The realization dawns on me with sickening clarity. I shake my head slowly, not wanting to think any harder about the implications of what she’s saying. “No,” I stammer. “I can’t… it can’t be… there’s no way…”
Phoebe shrugs, her stare piercing me to the core. “It could just be a bug, you’re right. But what’s the point of lying to yourself?”
“I can’t be. We were safe. I’m—” I drop my voice, not wanting anyone to overhear. “I’m on the pill.”
“I know, and for your sake I hope my hormones are making me dramatic. But it’s best to know, don’t you think?”
In shock, I say nothing. What words even are there to say to this? That it honestly hadn’t occurred to me? That it would shake my world upside down if it was true? I can’t even make myself think the wordpregnant. It can’t be true.
Can it?
She raises her eyebrows as she leans closer to me. “I have some spare tests at home. After we’re finished here, let’s go find them. Maybe it’s all nothing. If it is, then we can just laugh about this and stop worrying. And if it’s not… well, we’ll worry about that then.”
“Okay,” I say quietly, my stomach turning over for a different reason than the nausea.
There’s no way I could be pregnant. I can’t deal with that idea.
We take our time in the coffee shop, almost like Phoebe knows that I want to put off the inevitable. She’s so funny that I can very, very nearly forget the life-changing possibility that’s hovering over my head.
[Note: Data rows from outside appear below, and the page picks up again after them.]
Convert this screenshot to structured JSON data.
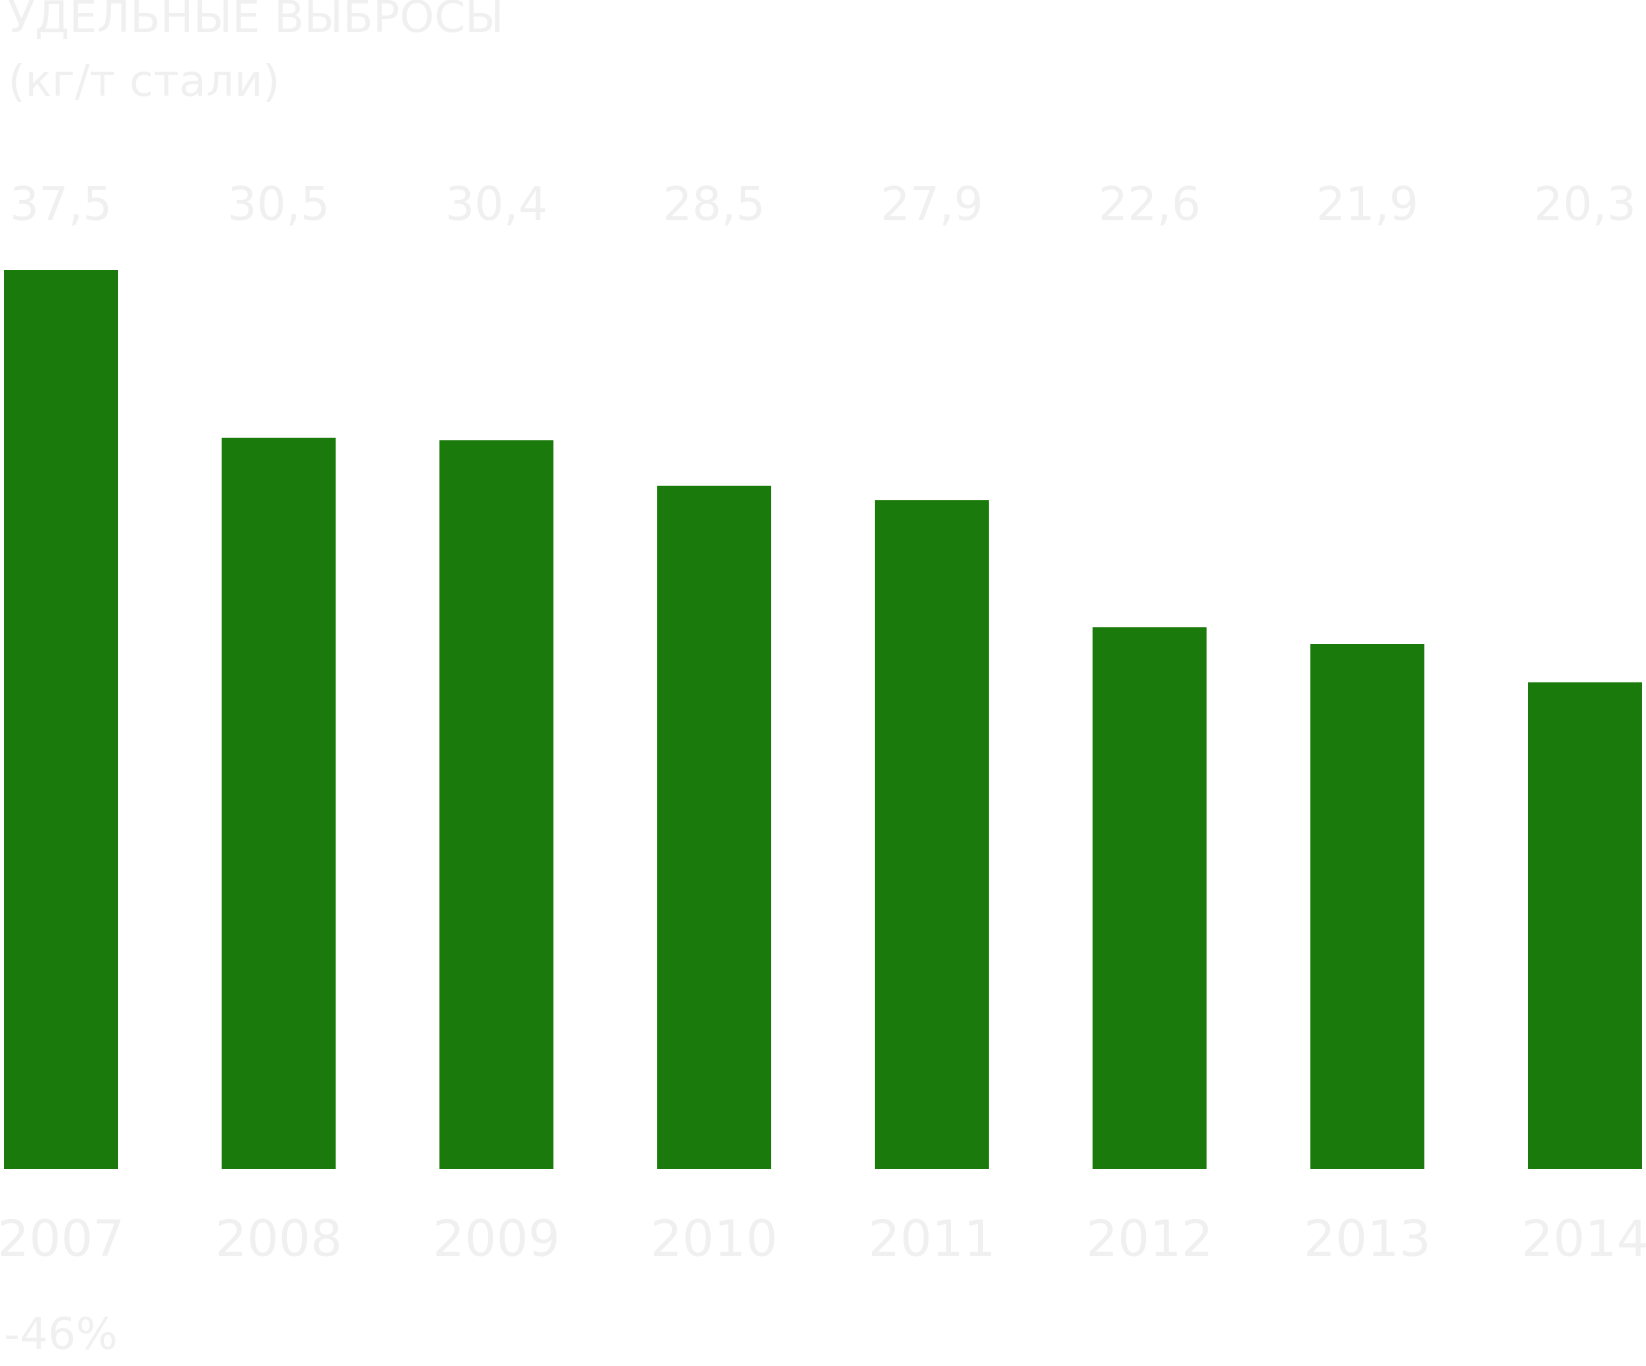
{
  "chart_data": {
    "type": "bar",
    "title": "УДЕЛЬНЫЕ ВЫБРОСЫ",
    "subtitle": "(кг/т стали)",
    "categories": [
      "2007",
      "2008",
      "2009",
      "2010",
      "2011",
      "2012",
      "2013",
      "2014"
    ],
    "values": [
      37.5,
      30.5,
      30.4,
      28.5,
      27.9,
      22.6,
      21.9,
      20.3
    ],
    "value_labels": [
      "37,5",
      "30,5",
      "30,4",
      "28,5",
      "27,9",
      "22,6",
      "21,9",
      "20,3"
    ],
    "ylim": [
      0,
      37.5
    ],
    "grid": false,
    "bar_color": "#1a7a0b",
    "label_color": "#f0f0f0",
    "annotation": "-46%"
  }
}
The second we get in the car to drive home, though, the imminency of what we’re about to do makes me mute from fear. Phoebe doesn’t say anything either. She just turns up the volume on the radio and drives.
I stare out of the window and wonder how a road so familiar can suddenly seem so alien and unknown. In just a second, everything I ever knew has changed. Plans I had been unprepared to make swirl through my head and terrify me. That’s the only thing I know for sure. I’m scared.
Scared for what this could mean, for my relationship, my career. My life.
As we pull up into the driveway, Phoebe holds my hand. “I’m here for you, honey,” she says. “Always and forever.”
“But I’m supposed to be here foryou,” I say despairingly. “I can’t be having a crisis when you’re about to have a baby.”
“These things don’t happen at convenient times,” she says with a faint smile. “Besides, if it’s true, we can look after each other. That’s what friends are for, isn’t it?”
“Yeah,” I say reluctantly.
“Come on, let’s get you inside.”
Phoebe is going to be a great mom. Not that I ever had any doubt about that.